Her soft grunts increased in frequency and excitement. I kept glancing over at her while
trying to keep the truck at a steady 70 mph rumble in the slow lane. We sure didn’t need the attention of a patrol cop just now, but Clarice was making noises like she might explode.
“Ha! Simple!” She tossed the pages onto the seat between us with a fierce smile on her face.
“Care to elaborate?” I swerved back between the lane lines and renewed my grip on the steering wheel.
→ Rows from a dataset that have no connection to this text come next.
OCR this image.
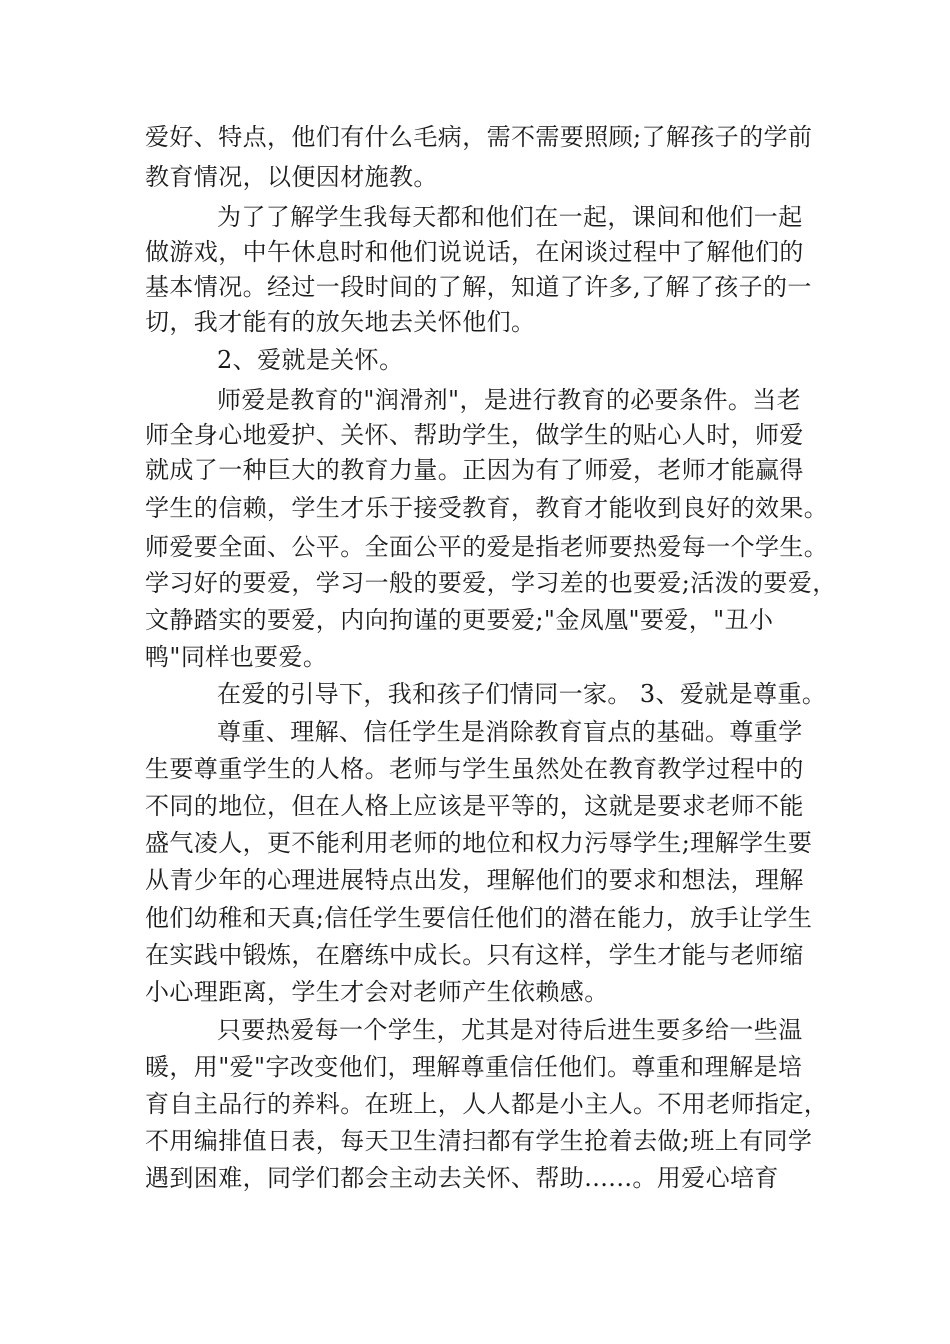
爱好、特点，他们有什么毛病，需不需要照顾;了解孩子的学前
教育情况，以便因材施教。
为了了解学生我每天都和他们在一起，课间和他们一起
做游戏，中午休息时和他们说说话，在闲谈过程中了解他们的
基本情况。经过一段时间的了解，知道了许多,了解了孩子的一
切，我才能有的放矢地去关怀他们。
2、爱就是关怀。
师爱是教育的"润滑剂"，是进行教育的必要条件。当老
师全身心地爱护、关怀、帮助学生，做学生的贴心人时，师爱
就成了一种巨大的教育力量。正因为有了师爱，老师才能赢得
学生的信赖，学生才乐于接受教育，教育才能收到良好的效果。
师爱要全面、公平。全面公平的爱是指老师要热爱每一个学生。
学习好的要爱，学习一般的要爱，学习差的也要爱;活泼的要爱，
文静踏实的要爱，内向拘谨的更要爱;"金凤凰"要爱，"丑小
鸭"同样也要爱。
在爱的引导下，我和孩子们情同一家。 3、爱就是尊重。
尊重、理解、信任学生是消除教育盲点的基础。尊重学
生要尊重学生的人格。老师与学生虽然处在教育教学过程中的
不同的地位，但在人格上应该是平等的，这就是要求老师不能
盛气凌人，更不能利用老师的地位和权力污辱学生;理解学生要
从青少年的心理进展特点出发，理解他们的要求和想法，理解
他们幼稚和天真;信任学生要信任他们的潜在能力，放手让学生
在实践中锻炼，在磨练中成长。只有这样，学生才能与老师缩
小心理距离，学生才会对老师产生依赖感。
只要热爱每一个学生，尤其是对待后进生要多给一些温
暖，用"爱"字改变他们，理解尊重信任他们。尊重和理解是培
育自主品行的养料。在班上，人人都是小主人。不用老师指定，
不用编排值日表，每天卫生清扫都有学生抢着去做;班上有同学
遇到困难，同学们都会主动去关怀、帮助......。用爱心培育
Was it my imagination or was the pickup developing a tendency to veer right?
“He used Roman numerals, nothing less than X or ten, and I’m guessing that’s ten thousand.”
“Peanuts,” I muttered.
“I was only looking at the small accounts, remember? But the answers to your questions are yes, yes and yes. I need a spreadsheet to make sense of it all, but yes, some of the accounts look as though they’re closed. He has this little symbol — see this?” Clarice waved a page under my nose with her finger angled toward a black dot. “Looks like this marks the final payment to a client.”
I bit my lip. “Could you count the black dots, please? I want to know just how many accounts weren’t resolved before I had my little fling.”
“How many enemies we made, you mean.”
“That too,” I whispered.
Clarice took her time, checking and double-checking. I tried to enjoy the scenery — greens and more greens even though the deciduous trees’ limbs were bare. They weren’t kidding when they named Washington the Evergreen State. White frost lingered on the grass in the shadows cast by the trees.
Semi-trucks barreled past us. I was having trouble keeping the pickup at the speed limit. The tired old girl just didn’t have the ooomph — maybe she was only good for short sprints. So we hunkered in the slow lane and watched interstate commerce zip by. The log trucks gave me chills, their grills like gaping maws in the rearview mirror. When they pulled around us, they buffeted us with that same sweet, sappy odor that Dill had brought to my attention, although probably not as strongly as the sawdust haulers he favored.
“Eighteen,” Clarice announced. “That leaves nine active accounts.”